Posted by Steve Safran on January 7, 2011


Further Update: The Columbus Dispatch editor, Ben Marrison, blogs about why the paper took down the YouTube video: “We must protect our copyrighted material.”

Update: Lost Remote commenter Ryan Squire found this: The Columbus Dispatch has posted the video on YouTube, a day after ordering the video service to remove it.

The paper posted the clip on its own YouTube profile it created today, according to the “joined” date on the page. It’s a little late this time, but we salute stations and papers that establish their own YT channels.

Earlier: A day after The Columbus Dispatch ordered a takedown of “The Golden Voice” Ted Williams video, the web has responded by posting the video more than 100 times on YouTube. (At least, that’s by my approximation.
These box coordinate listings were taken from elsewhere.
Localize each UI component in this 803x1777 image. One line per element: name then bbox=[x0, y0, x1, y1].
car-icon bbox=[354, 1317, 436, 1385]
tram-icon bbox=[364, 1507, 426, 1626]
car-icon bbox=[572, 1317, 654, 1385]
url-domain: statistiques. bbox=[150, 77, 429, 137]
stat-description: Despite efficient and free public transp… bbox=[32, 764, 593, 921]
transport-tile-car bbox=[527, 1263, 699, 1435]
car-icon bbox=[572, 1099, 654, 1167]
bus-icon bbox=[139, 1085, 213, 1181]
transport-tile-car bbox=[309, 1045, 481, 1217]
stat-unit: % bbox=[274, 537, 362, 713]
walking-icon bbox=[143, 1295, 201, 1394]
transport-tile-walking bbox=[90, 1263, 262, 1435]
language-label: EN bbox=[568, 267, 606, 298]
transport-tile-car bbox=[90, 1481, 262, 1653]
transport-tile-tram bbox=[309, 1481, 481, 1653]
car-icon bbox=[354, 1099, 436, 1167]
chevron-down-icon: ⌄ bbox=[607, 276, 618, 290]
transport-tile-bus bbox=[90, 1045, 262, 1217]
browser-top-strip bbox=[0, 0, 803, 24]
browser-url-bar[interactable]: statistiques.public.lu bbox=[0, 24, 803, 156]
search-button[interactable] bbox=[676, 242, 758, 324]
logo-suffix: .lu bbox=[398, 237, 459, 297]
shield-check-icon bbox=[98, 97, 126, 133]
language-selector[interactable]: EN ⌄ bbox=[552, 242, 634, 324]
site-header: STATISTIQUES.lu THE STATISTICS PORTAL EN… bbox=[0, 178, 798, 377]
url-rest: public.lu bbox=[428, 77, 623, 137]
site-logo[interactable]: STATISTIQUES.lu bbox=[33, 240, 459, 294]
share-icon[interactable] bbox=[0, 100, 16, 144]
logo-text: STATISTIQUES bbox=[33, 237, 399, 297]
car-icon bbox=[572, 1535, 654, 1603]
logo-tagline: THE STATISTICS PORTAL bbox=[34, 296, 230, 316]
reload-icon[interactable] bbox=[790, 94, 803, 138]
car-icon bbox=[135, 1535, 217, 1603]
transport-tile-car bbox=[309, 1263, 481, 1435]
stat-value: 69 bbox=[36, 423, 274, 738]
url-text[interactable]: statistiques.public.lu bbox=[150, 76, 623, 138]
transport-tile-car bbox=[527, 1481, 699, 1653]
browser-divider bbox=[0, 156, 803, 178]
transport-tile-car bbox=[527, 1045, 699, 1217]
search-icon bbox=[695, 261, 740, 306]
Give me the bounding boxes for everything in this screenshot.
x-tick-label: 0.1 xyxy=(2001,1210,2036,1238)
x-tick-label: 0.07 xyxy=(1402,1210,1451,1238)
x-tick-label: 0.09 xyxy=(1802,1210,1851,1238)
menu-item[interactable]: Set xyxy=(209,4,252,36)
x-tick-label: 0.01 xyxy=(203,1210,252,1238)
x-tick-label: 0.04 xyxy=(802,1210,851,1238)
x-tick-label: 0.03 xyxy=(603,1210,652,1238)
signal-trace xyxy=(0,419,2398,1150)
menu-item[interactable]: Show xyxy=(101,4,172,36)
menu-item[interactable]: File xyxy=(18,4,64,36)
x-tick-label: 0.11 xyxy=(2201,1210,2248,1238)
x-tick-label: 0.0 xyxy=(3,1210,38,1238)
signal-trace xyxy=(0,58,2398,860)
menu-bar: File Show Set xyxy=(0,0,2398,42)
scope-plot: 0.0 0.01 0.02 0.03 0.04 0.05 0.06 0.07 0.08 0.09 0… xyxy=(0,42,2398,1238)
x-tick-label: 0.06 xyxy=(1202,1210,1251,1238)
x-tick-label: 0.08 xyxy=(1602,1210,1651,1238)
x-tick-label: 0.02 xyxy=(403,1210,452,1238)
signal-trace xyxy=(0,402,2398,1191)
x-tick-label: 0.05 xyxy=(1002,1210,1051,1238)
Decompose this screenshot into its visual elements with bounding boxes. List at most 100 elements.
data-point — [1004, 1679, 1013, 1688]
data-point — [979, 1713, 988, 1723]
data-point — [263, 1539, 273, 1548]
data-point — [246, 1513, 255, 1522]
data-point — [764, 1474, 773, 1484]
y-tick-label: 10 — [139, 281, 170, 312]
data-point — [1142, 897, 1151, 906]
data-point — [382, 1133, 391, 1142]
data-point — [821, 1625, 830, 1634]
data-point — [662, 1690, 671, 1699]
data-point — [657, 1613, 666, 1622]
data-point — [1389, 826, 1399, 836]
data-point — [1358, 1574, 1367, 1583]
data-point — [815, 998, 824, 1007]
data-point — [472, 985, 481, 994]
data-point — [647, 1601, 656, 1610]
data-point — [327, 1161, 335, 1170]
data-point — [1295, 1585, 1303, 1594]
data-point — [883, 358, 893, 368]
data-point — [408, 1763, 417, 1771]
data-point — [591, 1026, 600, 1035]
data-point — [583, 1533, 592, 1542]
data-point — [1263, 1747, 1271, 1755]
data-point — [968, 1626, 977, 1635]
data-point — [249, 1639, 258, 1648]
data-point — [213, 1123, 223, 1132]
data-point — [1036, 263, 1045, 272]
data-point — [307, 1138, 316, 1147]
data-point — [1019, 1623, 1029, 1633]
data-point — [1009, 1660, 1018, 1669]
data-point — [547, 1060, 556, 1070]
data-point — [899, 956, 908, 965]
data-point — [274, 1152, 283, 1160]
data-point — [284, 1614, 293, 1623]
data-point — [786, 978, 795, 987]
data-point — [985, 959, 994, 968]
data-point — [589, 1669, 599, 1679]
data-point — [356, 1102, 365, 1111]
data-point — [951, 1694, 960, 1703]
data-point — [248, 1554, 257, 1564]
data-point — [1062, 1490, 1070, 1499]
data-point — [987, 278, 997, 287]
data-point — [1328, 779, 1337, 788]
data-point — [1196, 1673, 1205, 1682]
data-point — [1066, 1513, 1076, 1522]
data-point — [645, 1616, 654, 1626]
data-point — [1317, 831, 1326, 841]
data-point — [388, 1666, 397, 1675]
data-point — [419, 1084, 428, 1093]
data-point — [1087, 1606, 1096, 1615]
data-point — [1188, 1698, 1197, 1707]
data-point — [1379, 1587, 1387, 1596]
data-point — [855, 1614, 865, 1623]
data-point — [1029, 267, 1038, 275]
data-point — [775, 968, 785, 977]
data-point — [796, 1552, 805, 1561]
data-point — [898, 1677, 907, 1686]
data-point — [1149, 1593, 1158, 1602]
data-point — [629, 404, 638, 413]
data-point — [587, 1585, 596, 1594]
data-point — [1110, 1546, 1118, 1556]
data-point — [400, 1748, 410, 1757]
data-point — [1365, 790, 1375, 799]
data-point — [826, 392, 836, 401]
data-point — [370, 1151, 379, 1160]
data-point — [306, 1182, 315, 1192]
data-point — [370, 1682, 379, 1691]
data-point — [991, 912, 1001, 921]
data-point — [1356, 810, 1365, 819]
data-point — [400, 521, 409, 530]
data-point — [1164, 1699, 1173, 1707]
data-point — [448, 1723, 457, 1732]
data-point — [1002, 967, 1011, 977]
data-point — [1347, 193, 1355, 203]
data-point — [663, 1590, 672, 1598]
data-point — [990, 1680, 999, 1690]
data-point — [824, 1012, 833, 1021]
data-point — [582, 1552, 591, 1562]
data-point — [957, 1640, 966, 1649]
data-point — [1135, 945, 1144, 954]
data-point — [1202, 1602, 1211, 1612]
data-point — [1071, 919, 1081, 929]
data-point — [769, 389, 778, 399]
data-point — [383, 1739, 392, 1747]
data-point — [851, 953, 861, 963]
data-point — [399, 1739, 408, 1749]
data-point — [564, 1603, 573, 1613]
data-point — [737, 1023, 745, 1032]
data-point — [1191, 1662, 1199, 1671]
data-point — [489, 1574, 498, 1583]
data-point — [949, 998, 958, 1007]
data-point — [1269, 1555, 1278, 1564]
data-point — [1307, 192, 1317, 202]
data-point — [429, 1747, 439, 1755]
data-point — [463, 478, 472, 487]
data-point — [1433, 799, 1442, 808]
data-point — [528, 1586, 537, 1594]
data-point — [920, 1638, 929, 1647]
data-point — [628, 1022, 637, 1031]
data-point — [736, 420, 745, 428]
The actual number is, likely, more.) The Dispatch is feeling the wrath, too. Many comments in the Dispatch’s follow-up stories about Williams are similar to what user Rosie Marquez commented in the original LR story:

“Bad paper, naughty, naughty! Why doesn’t the Dispatch spend time writing a nice follow up story. An uplifting piece on how thanks to an anonymous You Tuber, this man now has a bright future and won’t be homeless anymore.”

Certainly, The Dispatch has its defenders. LR commenter Mike writes:

“[H]ow can all of you, most of you in the broadcasting industry, seriously sit there and defend blatant theft of copyright material? Seriously unbelievable that you can all attack the Dispatch – the victim – for standing up and not allowing their property to be stolen and their rights violated.”

Of interest – in a follow-up story, the Dispatch (sort of) credits the web with helping Williams, referring to him as “[T]he Columbus panhandler-turned-viral sensation.” It does not mention how Williams came to be that “viral sensation.”